Eight Chinese regions have promised to beef up anti-pollution curbs, vowing fresh cuts in smog, cleaner water and soil and tighter scrutiny over government officials after Beijing-led probes uncovered thousands of violations.
China's Ministry of Ecology and Environment (MEE) said on Tuesday that the heavily populated industrial provinces of Shandong, Zhejiang and Sichuan were among the regions committing themselves to new measures, as well as Xinjiang and Tibet in the remote northwest.
As part of efforts to crack down on persistent polluters and negligent local administrations, Beijing launched a nationwide audit at the end of 2015 into the environmental records of 31 provinces and regions.
Teams led by retired ministers were granted powers to make unannounced spot checks at factories and summon local bureaucrats to explain their actions. The inspections, completed last year, have already had a big impact.
"There are definitely a lot of issues that might not have come to light without central government inspections, such as steel plants failing to retire capacity as ordered or building new capacity without a permit," said Lauri Myllyvirta, clean air campaigner with environment group Greenpeace.
In a statement published by the MEE, Shandong on China's eastern coast vowed to "unswervingly" implement government policies and restructure its heavy industrial economy.
It pledged to cut concentrations of hazardous airborne particles known as PM2.5 by half compared to 2013, though Myllyvirta said the target of 49 micrograms per cubic metre was not especially ambitious.
"Local officials are being incentivised very strongly to meet air quality targets so they shouldn't be the ones setting them," he said.
In its commitments, Xinjiang, a major oil and gas producing region, promised to set winter production caps on industries like thermal power, steel and chemicals in a bid to cut 2017 levels of PM2.5 by a quarter by 2020.

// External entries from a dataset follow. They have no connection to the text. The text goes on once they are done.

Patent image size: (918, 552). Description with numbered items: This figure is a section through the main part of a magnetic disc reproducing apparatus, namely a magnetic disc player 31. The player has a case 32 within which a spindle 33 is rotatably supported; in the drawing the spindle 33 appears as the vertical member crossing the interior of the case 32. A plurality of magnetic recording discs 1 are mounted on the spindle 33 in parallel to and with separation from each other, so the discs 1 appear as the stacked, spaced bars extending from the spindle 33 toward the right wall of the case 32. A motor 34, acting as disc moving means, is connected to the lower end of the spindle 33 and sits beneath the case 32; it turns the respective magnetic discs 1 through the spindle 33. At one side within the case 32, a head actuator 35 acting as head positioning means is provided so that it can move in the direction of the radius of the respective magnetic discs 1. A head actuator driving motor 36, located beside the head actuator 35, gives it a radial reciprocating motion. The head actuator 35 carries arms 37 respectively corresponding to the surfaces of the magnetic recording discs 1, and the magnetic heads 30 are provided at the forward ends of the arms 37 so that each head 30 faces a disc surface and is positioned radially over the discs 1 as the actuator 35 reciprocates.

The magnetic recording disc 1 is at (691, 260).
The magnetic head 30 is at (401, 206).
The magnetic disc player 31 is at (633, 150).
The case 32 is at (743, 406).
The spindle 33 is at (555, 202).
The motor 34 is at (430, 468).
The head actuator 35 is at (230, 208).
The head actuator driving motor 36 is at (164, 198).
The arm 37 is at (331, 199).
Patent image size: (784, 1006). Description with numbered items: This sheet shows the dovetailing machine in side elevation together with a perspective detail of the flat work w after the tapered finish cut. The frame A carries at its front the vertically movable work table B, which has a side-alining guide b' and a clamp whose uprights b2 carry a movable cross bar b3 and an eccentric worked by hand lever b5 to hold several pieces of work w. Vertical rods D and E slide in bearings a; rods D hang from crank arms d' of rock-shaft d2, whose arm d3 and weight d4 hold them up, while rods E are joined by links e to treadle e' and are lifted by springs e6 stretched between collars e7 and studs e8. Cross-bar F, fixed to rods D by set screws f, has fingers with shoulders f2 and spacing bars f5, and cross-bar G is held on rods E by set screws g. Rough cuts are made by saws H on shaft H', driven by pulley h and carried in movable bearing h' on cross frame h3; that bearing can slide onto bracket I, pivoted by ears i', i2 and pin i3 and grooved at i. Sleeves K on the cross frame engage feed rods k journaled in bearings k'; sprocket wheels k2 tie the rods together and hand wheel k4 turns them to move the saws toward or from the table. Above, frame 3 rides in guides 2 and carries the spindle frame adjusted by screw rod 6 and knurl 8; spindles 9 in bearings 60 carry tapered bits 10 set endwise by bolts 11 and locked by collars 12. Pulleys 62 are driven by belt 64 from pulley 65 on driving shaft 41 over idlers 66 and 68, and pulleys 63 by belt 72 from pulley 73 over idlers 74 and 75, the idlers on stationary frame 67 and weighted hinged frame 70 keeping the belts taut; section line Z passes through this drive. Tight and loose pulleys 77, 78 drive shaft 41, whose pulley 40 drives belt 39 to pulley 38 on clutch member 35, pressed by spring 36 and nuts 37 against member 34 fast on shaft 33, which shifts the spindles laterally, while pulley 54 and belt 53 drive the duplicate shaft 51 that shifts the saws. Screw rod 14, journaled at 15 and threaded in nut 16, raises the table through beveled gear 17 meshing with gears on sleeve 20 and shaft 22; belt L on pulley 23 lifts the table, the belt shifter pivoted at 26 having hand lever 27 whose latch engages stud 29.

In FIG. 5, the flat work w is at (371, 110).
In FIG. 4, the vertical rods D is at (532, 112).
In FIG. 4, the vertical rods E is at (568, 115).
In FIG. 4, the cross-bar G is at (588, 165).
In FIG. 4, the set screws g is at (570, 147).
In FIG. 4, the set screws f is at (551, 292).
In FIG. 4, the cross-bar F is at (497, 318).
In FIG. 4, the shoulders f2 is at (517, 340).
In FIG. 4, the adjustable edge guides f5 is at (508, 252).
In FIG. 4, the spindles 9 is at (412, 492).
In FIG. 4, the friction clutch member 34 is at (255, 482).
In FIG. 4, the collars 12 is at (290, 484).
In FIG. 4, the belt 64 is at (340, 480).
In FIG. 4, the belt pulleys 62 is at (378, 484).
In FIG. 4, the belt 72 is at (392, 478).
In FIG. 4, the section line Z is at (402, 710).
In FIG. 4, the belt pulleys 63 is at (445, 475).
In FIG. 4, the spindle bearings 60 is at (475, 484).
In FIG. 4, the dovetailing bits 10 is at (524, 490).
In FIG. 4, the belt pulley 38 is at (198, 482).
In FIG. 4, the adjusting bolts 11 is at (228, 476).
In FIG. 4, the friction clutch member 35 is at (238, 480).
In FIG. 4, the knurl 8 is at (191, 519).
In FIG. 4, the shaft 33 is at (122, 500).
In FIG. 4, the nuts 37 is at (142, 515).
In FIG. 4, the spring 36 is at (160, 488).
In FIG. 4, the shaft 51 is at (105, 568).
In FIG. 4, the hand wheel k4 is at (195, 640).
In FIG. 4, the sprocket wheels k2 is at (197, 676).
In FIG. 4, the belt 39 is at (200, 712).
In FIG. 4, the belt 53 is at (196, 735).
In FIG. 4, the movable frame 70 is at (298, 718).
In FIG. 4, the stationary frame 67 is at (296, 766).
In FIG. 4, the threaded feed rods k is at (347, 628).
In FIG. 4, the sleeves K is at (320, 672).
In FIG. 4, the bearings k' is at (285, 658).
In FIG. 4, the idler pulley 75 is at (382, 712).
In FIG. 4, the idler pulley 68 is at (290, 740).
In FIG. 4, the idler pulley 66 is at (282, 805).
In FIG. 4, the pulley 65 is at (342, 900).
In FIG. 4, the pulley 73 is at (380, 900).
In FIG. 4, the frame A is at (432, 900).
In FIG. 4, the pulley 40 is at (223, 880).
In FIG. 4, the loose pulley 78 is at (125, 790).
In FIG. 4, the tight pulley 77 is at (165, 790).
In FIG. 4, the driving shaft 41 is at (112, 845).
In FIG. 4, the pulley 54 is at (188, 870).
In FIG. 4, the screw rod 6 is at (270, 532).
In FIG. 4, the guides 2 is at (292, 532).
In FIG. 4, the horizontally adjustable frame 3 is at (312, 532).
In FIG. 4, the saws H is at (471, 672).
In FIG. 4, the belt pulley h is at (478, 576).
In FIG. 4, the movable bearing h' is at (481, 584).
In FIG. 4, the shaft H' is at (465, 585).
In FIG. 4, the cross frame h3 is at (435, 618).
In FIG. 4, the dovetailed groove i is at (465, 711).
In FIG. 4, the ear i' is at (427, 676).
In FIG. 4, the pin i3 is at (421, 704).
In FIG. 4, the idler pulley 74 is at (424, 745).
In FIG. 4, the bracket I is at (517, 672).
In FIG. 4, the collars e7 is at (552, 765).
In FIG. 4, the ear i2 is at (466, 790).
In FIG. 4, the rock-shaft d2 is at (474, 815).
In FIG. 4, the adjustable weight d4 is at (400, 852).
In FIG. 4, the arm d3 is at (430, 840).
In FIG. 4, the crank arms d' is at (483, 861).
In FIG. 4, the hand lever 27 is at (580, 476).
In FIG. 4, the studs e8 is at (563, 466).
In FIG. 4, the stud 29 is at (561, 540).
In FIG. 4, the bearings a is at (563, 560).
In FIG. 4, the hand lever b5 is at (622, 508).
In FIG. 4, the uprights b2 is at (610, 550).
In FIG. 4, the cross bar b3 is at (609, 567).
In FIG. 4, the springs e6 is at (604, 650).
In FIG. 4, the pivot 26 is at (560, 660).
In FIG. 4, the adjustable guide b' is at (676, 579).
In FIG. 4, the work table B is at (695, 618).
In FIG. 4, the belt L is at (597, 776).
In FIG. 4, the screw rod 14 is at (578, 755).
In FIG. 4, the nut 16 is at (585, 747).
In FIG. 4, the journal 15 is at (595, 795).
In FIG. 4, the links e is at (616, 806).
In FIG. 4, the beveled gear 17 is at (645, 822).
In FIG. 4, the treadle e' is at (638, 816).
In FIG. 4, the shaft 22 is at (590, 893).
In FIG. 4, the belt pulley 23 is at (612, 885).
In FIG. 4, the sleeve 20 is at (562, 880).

The manufacturing hub of Zhejiang, near Shanghai, promised to cut PM2.5 to the national standard of 35 micrograms, and make 91 percent of polluted arable land fit for human use by 2020.
By end-March, more than 2,000 government and state enterprise officials in 15 regions had been held to account as a result of the inspections, according to Reuters calculations based on MEE data. Most received an official reprimand and 22 face criminal charges.
State-owned China Minmetals Group was also accused by inspectors of being a "big corporate bully" after failing to rectify violations.
China's president Xi Jinping vowed this month to use the full might of the Communist Party to redress the damage done to the country's skies, soil and water since its economy was first opened up in 1978.
Meanwhile the government is planning to launch a second round of regional inspections early next year, the Communist Party newspaper People's Daily reported last week.
"It shows how resolute the Centre is on this issue and how it is determined to keep up the pressure on the provinces," said Peter Corne, managing partner at legal firm Dorsey & Whitney in Shanghai, who follows China's environmental policies.
"They have nowhere to hide," he added.